Calculate the volume of .300 M NaOH needed to prepare a pH=3.50 buffer with 250ml of .075M HF solution. pKa (HF) = 3.15
You have 250 mL x 0.075M = 18.75 mmoles HF.
........HF + NaOH ==> NaF + H2O
initial.18.75..0.......0......0
add.............x................
change..-x.....-x......+x.....+x
equil..18.75....0........x.....x
pH = pKa + log [(base)/(acid)]
3.50 = 3.15 + log(x/18.75-x)
Solve for x which gives millimoles, then
mmoles = mL x M
You know mmoles and M, solve for mL of the 0.3M NaOH to add.

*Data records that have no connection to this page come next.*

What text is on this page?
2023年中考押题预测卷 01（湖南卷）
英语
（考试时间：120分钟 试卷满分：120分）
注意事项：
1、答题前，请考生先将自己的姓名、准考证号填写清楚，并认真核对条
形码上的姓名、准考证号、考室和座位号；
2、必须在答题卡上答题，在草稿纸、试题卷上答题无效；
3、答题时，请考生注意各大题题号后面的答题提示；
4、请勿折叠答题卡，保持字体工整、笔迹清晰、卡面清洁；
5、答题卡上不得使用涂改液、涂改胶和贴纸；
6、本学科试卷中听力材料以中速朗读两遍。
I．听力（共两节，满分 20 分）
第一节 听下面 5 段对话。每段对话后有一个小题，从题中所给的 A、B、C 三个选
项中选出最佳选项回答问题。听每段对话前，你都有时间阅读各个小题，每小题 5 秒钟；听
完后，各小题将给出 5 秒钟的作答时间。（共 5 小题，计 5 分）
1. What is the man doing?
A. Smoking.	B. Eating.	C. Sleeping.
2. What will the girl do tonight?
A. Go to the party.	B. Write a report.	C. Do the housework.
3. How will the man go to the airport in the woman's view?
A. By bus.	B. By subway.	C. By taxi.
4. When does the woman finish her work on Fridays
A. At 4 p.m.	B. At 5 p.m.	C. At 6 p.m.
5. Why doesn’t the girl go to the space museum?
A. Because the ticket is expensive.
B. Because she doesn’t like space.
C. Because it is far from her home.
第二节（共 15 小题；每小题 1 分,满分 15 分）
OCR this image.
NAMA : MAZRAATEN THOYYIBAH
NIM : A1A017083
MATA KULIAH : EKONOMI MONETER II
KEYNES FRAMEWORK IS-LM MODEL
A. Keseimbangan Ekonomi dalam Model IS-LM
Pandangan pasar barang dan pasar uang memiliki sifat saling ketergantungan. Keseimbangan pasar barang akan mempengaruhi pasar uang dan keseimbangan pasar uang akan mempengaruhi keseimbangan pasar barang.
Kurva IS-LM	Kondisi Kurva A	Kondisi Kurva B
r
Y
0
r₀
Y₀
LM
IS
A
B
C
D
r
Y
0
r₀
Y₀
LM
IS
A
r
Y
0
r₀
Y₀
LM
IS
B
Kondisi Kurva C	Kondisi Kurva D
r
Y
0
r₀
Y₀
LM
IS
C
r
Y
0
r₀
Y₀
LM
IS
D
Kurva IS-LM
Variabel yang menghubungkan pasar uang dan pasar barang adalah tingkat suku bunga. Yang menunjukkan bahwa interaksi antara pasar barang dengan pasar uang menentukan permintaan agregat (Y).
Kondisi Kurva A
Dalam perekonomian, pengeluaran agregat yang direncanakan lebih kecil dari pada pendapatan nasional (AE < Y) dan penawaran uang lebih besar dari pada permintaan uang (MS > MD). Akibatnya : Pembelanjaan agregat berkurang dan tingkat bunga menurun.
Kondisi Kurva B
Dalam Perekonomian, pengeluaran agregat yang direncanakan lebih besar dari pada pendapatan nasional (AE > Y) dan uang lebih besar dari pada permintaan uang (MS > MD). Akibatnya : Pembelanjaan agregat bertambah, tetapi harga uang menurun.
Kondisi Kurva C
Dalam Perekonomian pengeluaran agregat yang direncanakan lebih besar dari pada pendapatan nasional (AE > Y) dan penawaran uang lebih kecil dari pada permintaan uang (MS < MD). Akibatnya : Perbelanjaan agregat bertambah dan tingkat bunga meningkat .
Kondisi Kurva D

To calculate the volume of 0.300 M NaOH needed to prepare a pH=3.50 buffer with 250 ml of 0.075 M HF solution, we need to use the Henderson-Hasselbalch equation for a buffer system:
pH = pKa + log ([A-]/[HA])
Where pH is the desired pH of the buffer, pKa is the dissociation constant of the acid (in this case, HF), [A-] is the concentration of the conjugate base, and [HA] is the concentration of the acid.

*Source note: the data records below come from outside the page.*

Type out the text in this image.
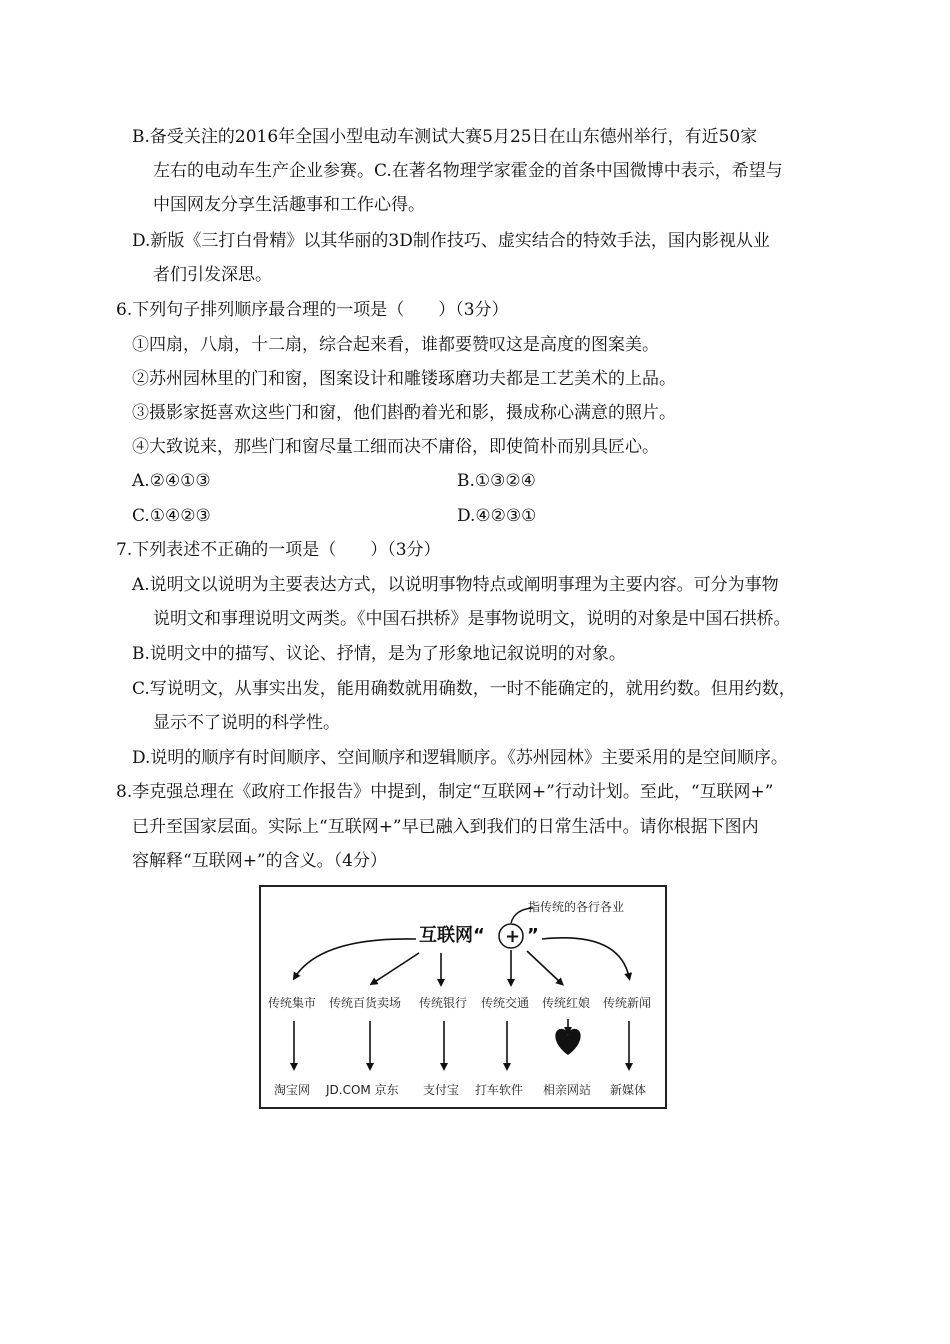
B.备受关注的2016年全国小型电动车测试大赛5月25日在山东德州举行，有近50家
左右的电动车生产企业参赛。C.在著名物理学家霍金的首条中国微博中表示，希望与
中国网友分享生活趣事和工作心得。
D.新版《三打白骨精》以其华丽的3D制作技巧、虚实结合的特效手法，国内影视从业
者们引发深思。
6.下列句子排列顺序最合理的一项是（　　）（3分）
①四扇，八扇，十二扇，综合起来看，谁都要赞叹这是高度的图案美。
②苏州园林里的门和窗，图案设计和雕镂琢磨功夫都是工艺美术的上品。
③摄影家挺喜欢这些门和窗，他们斟酌着光和影，摄成称心满意的照片。
④大致说来，那些门和窗尽量工细而决不庸俗，即使简朴而别具匠心。
A.②④①③	B.①③②④
C.①④②③	D.④②③①
7.下列表述不正确的一项是（　　）（3分）
A.说明文以说明为主要表达方式，以说明事物特点或阐明事理为主要内容。可分为事物
说明文和事理说明文两类。《中国石拱桥》是事物说明文，说明的对象是中国石拱桥。
B.说明文中的描写、议论、抒情，是为了形象地记叙说明的对象。
C.写说明文，从事实出发，能用确数就用确数，一时不能确定的，就用约数。但用约数，
显示不了说明的科学性。
D.说明的顺序有时间顺序、空间顺序和逻辑顺序。《苏州园林》主要采用的是空间顺序。
8.李克强总理在《政府工作报告》中提到，制定“互联网+”行动计划。至此，“互联网+”
已升至国家层面。实际上“互联网+”早已融入到我们的日常生活中。请你根据下图内
容解释“互联网+”的含义。（4分）
指传统的各行各业
互联网“ + ”
传统集市 传统百货卖场 传统银行 传统交通 传统红娘 传统新闻
淘宝网 JD.COM 京东 支付宝 打车软件 相亲网站 新媒体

First, let's determine the concentration of the acid and the conjugate base in the buffer solution.
Given:
pKa (HF) = 3.15
pH = 3.50
[HF] = 0.075 M
To find [A-], we can use the relationship:
[A-] = [HF] * (10^(pH - pKa))
[A-] = 0.075 M * (10^(3.50 - 3.15))
[A-] = 0.075 M * (10^0.35)
[A-] = 0.075 M * 2.2387211
[A-] = 0.1679048 M
Now, since a buffer solution requires an equal concentration of the conjugate base and the acid, the concentration of [HA] is also 0.1679048 M.

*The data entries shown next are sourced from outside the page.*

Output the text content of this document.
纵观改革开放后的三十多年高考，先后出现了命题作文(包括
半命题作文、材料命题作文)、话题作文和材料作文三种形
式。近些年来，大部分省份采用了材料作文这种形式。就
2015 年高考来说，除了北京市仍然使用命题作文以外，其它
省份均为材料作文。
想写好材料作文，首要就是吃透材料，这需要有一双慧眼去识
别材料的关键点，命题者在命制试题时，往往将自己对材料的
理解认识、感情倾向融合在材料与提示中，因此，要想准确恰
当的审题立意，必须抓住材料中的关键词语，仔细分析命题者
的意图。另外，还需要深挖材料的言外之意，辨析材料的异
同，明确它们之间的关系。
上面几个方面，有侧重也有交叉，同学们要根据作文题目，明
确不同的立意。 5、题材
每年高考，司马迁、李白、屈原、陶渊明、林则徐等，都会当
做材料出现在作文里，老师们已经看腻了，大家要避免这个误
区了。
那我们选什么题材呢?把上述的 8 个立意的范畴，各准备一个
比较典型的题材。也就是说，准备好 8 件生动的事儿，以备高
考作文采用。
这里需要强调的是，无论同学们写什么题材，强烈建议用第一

To calculate the volume of 0.300 M NaOH needed, we can use the equation:
(0.1679048 M)(V) = (0.300 M)(V + 250 mL)
Simplifying:
0.1679048V = 0.3(V + 0.25)
0.1679048V = 0.3V + 0.075
0.3V - 0.1679048V = 0.075
0.1320952V ≈ 0.075
V ≈ 0.075 / 0.1320952
V ≈ 0.568 mL
Therefore, approximately 0.568 mL of 0.300 M NaOH is needed to prepare a pH=3.50 buffer with 250 mL of 0.075 M HF solution.